Fuzzy C-Means clustering is an iterative process. First, the initial fuzzy partition matrix is generated and the initial fuzzy cluster centers are calculated. In each step of the iteration, the cluster centers and the membership grade point are updated and the objective function is minimized to find the best location for the clusters. The process stops when the maximum number of iterations is reached, or when the objective function improvement between two consecutive iterations is less than the minimum amount of improvement specified. This is shown in the following code snippet.

% initialize fuzzy partition
U = initfcm(cluster_n, obsv_n);
% plot the data if the figure window is closed
if ishghandle(h)
    figure(h);
else
    for j = 1:6,
        x = pairs(j, 1);
        y = pairs(j, 2);
        subplot(2,3,j);
        plot([setosa(:,x) versicolor(:,x) virginica(:,x)],...

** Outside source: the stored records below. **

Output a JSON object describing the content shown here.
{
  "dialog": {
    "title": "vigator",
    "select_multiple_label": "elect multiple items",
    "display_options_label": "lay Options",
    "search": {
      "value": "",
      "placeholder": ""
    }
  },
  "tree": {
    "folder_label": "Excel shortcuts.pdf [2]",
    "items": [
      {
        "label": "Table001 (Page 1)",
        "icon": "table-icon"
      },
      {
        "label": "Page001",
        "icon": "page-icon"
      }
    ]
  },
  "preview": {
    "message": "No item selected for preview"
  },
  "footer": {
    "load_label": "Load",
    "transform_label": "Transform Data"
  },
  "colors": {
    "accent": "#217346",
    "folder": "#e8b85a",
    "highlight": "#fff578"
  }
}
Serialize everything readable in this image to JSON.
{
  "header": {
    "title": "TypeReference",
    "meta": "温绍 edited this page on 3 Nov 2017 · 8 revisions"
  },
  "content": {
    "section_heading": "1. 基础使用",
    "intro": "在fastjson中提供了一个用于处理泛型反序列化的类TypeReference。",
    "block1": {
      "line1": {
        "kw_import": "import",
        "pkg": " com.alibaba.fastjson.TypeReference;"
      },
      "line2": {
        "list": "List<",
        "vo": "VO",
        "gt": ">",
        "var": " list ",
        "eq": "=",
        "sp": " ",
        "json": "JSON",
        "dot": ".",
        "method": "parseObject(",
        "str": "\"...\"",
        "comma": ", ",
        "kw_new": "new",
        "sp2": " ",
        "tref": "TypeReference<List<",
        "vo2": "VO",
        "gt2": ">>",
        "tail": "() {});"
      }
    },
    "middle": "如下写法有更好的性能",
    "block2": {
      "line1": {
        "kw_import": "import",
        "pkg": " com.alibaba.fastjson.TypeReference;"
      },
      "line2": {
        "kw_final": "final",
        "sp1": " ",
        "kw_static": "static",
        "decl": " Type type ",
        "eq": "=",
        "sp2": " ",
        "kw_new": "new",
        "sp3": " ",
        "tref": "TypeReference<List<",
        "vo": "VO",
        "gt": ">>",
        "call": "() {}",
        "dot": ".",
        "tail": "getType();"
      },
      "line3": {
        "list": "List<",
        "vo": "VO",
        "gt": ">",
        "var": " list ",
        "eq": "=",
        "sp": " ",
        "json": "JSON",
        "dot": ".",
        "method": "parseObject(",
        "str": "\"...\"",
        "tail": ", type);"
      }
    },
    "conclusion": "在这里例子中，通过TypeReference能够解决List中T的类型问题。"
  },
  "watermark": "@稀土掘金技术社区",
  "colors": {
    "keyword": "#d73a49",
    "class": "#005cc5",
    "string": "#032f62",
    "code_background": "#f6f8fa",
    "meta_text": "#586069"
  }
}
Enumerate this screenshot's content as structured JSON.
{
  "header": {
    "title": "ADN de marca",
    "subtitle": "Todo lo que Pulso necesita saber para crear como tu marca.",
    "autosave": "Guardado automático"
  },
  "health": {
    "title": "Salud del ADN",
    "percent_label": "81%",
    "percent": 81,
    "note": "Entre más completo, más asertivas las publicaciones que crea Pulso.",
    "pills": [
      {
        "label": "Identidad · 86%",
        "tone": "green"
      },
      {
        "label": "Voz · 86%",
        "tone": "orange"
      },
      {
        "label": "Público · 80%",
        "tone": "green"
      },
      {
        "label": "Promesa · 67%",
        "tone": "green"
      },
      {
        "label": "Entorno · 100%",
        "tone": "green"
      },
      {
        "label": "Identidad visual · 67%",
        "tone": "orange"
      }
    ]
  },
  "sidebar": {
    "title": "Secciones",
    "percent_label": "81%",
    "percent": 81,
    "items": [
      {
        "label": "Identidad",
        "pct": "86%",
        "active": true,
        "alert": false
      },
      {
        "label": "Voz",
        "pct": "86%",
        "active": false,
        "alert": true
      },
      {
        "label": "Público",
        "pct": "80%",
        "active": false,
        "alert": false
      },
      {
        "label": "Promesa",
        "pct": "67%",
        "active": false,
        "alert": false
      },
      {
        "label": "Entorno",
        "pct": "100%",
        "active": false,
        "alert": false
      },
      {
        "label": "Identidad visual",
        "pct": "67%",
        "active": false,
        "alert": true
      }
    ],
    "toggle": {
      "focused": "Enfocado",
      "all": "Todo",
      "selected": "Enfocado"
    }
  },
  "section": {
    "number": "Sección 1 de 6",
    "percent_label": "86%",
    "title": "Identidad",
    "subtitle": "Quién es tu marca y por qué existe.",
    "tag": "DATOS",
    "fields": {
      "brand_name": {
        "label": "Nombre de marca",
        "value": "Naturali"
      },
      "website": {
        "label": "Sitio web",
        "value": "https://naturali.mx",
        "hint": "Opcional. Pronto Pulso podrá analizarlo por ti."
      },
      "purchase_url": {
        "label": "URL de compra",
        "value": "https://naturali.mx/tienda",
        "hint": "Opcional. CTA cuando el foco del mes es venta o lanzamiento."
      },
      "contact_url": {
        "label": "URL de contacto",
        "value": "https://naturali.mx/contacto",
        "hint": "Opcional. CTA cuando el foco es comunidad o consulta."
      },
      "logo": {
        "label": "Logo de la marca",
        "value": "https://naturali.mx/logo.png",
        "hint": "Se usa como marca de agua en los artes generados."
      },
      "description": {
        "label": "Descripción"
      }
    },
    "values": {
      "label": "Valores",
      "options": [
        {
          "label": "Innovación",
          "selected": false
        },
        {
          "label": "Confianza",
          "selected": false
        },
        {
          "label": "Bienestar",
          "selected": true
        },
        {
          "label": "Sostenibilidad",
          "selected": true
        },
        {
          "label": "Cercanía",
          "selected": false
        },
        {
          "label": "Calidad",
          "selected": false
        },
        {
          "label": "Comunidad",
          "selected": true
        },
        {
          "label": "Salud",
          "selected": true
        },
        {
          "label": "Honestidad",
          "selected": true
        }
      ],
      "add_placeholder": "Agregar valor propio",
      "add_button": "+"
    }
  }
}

             [setosa(:,y) versicolor(:,y) virginica(:,y)], '.');
        xlabel(Characteristics{x},'FontSize',10);
        ylabel(Characteristics{y},'FontSize',10);
    end
end
% iteration
for i = 1:max_iter,
    [U, center, obj] = stepfcm(iris, U, cluster_n, expo);
    fprintf('Iteration count = %d, obj. fcn = %f\n', i, obj);
    % refresh centers
    if i>1 && (abs(obj - lastobj) < min_impro)
        for j = 1:6,
            subplot(2,3,j);
            for k = 1:cluster_n,
                text(center(k, pairs(j,1)), center(k,pairs(j,2)), int2str(k), 'FontWeight', 'bold');
            end
        end
        break;
    elseif i==1
        for j = 1:6,
            subplot(2,3,j);
            for k = 1:cluster_n,
                text(center(k, pairs(j,1)), center(k,pairs(j,2)), int2str(k), 'color', [0.5 0.5 0.5]);
            end
        end
    end
    lastobj = obj;
end
Iteration count = 1, obj. fcn = 28838.424340
Iteration count = 2, obj. fcn = 21010.880067
Iteration count = 3, obj. fcn = 15272.280943
Iteration count = 4, obj. fcn = 11029.756194
Iteration count = 5, obj. fcn = 10550.015503
Iteration count = 6, obj. fcn = 10301.776800
Iteration count = 7, obj. fcn = 9283.793786
Iteration count = 8, obj. fcn = 7344.379868
Iteration count = 9, obj. fcn = 6575.117093
Iteration count = 10, obj. fcn = 6295.215539
Iteration count = 11, obj. fcn = 6167.772051
Iteration count = 12, obj. fcn = 6107.998500
Iteration count = 13, obj. fcn = 6080.461019
Iteration count = 14, obj. fcn = 6068.116247
Iteration count = 15, obj. fcn = 6062.713326
Iteration count = 16, obj. fcn = 6060.390433
Iteration count = 17, obj. fcn = 6059.403978
Iteration count = 18, obj. fcn = 6058.988494
Iteration count = 19, obj. fcn = 6058.814438
Iteration count = 20, obj. fcn = 6058.741777
Iteration count = 21, obj. fcn = 6058.711512
Iteration count = 22, obj. fcn = 6058.698925
Iteration count = 23, obj. fcn = 6058.693695
Iteration count = 24, obj. fcn = 6058.691523
Iteration count = 25, obj. fcn = 6058.690622
Iteration count = 26, obj. fcn = 6058.690247
Iteration count = 27, obj. fcn = 6058.690092
Iteration count = 28, obj. fcn = 6058.690028
Iteration count = 29, obj. fcn = 6058.690001
Iteration count = 30, obj. fcn = 6058.689990
Iteration count = 31, obj. fcn = 6058.689985
Iteration count = 32, obj. fcn = 6058.689983
Iteration count = 33, obj. fcn = 6058.689983

The figure shows the initial and final fuzzy cluster centers. The bold numbers represent the final fuzzy cluster centers obtained by updating them iteratively.